Le Devoir affirme en machette que des drones Predator américains — des avions de surveillance sans pilote - vont bientôt patrouiller la frontière entre le Québec et les États-Unis. Un projet-pilote à la frontière entre le Manitoba et le Dakota du Nord s'est révélé concluant. Les Américains envisagent maintenant de l'étendre d'un océan à l'autre.
Drone américainComme cela n'est pas une nouvelle, puisque les médias suivent l'évolution de ce dossier depuis plus d'un an, le journal a décidé d'« épicer » l'affaire en rapportant que le projet « inquiète les organismes de défense des droits et libertés, qui craignent les dérapages. » Sont-ils nombreux? Il ne les énumère pas. Le Devoir ne cite que la Ligue québécoise des droits et des libertés. Son président dit qu'il trouve ça préoccupant. Il explique pourquoi : « Une famille qui vit non loin de la frontière pourrait se retrouver dans l'oeil du Predator lorsqu'elle joue dans sa piscine l'été, dans sa cour. Un homme qui prend sa balade en forêt près des lignes américaines pourrait être enregistré. » Et alors? Un avion, un hélicoptère, une personne avec une caméra pourraient faire la même chose.
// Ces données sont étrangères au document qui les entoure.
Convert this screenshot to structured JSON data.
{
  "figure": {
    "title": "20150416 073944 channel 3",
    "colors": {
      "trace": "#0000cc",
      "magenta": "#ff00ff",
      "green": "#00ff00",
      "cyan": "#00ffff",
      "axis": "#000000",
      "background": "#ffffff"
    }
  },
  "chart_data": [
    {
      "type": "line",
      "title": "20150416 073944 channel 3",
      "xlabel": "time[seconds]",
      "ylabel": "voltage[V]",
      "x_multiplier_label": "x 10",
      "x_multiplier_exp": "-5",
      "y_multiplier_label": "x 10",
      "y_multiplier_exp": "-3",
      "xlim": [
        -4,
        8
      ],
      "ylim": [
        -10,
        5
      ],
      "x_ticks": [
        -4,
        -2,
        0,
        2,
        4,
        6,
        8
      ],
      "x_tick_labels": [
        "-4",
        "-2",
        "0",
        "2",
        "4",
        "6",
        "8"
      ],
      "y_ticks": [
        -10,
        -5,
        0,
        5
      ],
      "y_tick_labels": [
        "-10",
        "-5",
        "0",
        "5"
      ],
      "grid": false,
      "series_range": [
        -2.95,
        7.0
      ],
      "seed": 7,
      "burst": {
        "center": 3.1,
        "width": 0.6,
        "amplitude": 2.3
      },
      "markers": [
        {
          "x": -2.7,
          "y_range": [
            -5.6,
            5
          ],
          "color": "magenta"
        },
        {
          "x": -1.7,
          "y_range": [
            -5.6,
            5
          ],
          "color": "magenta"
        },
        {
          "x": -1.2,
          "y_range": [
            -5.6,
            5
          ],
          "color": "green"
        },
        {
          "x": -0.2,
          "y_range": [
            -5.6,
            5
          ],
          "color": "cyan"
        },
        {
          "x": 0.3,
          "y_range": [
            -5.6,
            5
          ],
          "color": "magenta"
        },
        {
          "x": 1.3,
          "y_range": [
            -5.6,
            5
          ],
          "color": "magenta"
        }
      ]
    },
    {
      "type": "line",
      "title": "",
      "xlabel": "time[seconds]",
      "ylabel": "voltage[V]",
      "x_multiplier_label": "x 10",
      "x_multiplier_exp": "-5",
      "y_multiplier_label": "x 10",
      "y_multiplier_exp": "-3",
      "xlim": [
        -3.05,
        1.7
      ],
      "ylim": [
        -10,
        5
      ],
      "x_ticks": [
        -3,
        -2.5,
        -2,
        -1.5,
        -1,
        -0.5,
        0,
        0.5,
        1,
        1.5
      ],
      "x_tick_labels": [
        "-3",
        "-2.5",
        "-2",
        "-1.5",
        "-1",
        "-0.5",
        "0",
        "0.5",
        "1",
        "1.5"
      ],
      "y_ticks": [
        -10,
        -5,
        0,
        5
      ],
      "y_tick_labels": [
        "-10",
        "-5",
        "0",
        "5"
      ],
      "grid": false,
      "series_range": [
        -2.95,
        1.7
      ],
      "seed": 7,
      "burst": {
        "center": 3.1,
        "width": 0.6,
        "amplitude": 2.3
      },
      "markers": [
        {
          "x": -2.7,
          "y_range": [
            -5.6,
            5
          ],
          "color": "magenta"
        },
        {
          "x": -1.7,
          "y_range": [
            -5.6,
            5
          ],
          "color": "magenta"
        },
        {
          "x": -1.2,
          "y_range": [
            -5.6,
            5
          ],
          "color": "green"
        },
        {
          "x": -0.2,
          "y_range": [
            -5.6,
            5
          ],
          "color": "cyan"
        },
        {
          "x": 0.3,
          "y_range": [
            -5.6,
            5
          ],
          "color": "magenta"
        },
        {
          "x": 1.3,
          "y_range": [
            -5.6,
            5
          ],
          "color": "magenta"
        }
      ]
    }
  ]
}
Dominique Peschard trouve « dérangeant » le fait que les citoyens canadiens ne puissent rien faire contre ce type de surveillance. Mon Dieu Seigneur! Des satellites-espions avec des capteurs d'images numériques avec des résolutions aussi grandes que les Predator quadrillent le ciel depuis des décennies et collectent chaque jour des millions d'images anodines. À quand la campagne de la ligue contre les satellites-espions ?
Comme si les analystes américains allaient consacrer des heures à scruter des centaines de kilomètres carrés de territoire sur le côté canadien de la frontière pour y rechercher des images banales. Le penser est un indice de paranoïa.
Mais on comprend Peschard et sa ligue. Ils doivent continuellement trouver des choses alarmantes, angoissantes, troublantes, choquantes et dérangeantes à dire. Sinon personne ne parlerait d'eux et ils n'obtiendraient plus de subventions. En plus, dans ce cas, ils ont le prétexte d'y être incité par Le Devoir.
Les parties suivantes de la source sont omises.